Mom loved church, and was always lifted by the message. At this point, I'm pretty sure she was still going to Bales Baptist Church, on 12th street. Later, she would move to Independence Avenue Baptist Church.

Mom was an excellent writer and storyteller. When I needed the seeds of help getting a project under way, she knew how to give me just enough to get started, then she backed away and let me move forward on my own.

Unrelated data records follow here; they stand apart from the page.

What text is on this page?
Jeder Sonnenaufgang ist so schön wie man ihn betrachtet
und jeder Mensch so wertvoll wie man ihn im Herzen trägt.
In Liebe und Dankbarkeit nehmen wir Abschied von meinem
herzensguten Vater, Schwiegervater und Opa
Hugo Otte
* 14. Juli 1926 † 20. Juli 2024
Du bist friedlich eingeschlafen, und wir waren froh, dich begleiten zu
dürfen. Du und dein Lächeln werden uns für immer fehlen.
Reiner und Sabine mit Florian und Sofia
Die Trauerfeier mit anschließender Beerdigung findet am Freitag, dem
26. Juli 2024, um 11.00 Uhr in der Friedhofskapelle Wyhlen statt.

Her mom, Pansy, still lived in the house at 1501 Garfield in Kansas City, Kansas. Mom's dad, Tom, died the previous October. They had been married fifty years at the time of his death, and the entire Patton clan kept a close eye on their mother's well-being. This is a tight-knit family, and proximity to her family is probably why we lived in Kansas City to begin with. When I was born, we lived in an upstairs apartment at 1932 N. 14th Street, just a block away from Tom and Pansy, and next door to my great-grandmother Effie Snavely.

Clusters like this were common in many families, including my dad's. When I was two, we moved to a rental house at 207 South Washington, in Fort Scott, Kansas. This was a short walk to my grandparents' house on Wall street, and close to my uncle Clarence's meat locker, where dad worked as a meatcutter.

When I was four, we moved back to Kansas City, into a rental house on the Missouri side at 4137 East 11th Street, owned by Joe and Mary Cirese. It rented for $60 per month, the equivalent of about $530 today. Mom and dad never lived anywhere else. When my mom, suffering from cancer for a second time, moved from that house in 1978, the rent was still $60. Mary Cirese will always be "Saint Mary of 11th Street" to me.

I'm all but sure that mom decided that Fort Scott was too far away from her folks for comfort. Then again, they may have wanted me to have the opportunities that a larger city's school district would afford.

Patty & Walt are mom's sister and brother-in-law. Paul, the next younger Patton is there with his wife Linda.

Monday, mom's day off. The normal things that people do: chores, shopping, errands.

Tuesday, back to work. Inventory in retail settings is always a big deal. Outside services come in and go through the store like a locust storm. No one looks forward to inventory.

Bowling again, since it's a Tuesday night, I can assume I was standing in as an alternate for one of the men's teams I bowled with. Late getting home on a school night. Spoiled rotten I was.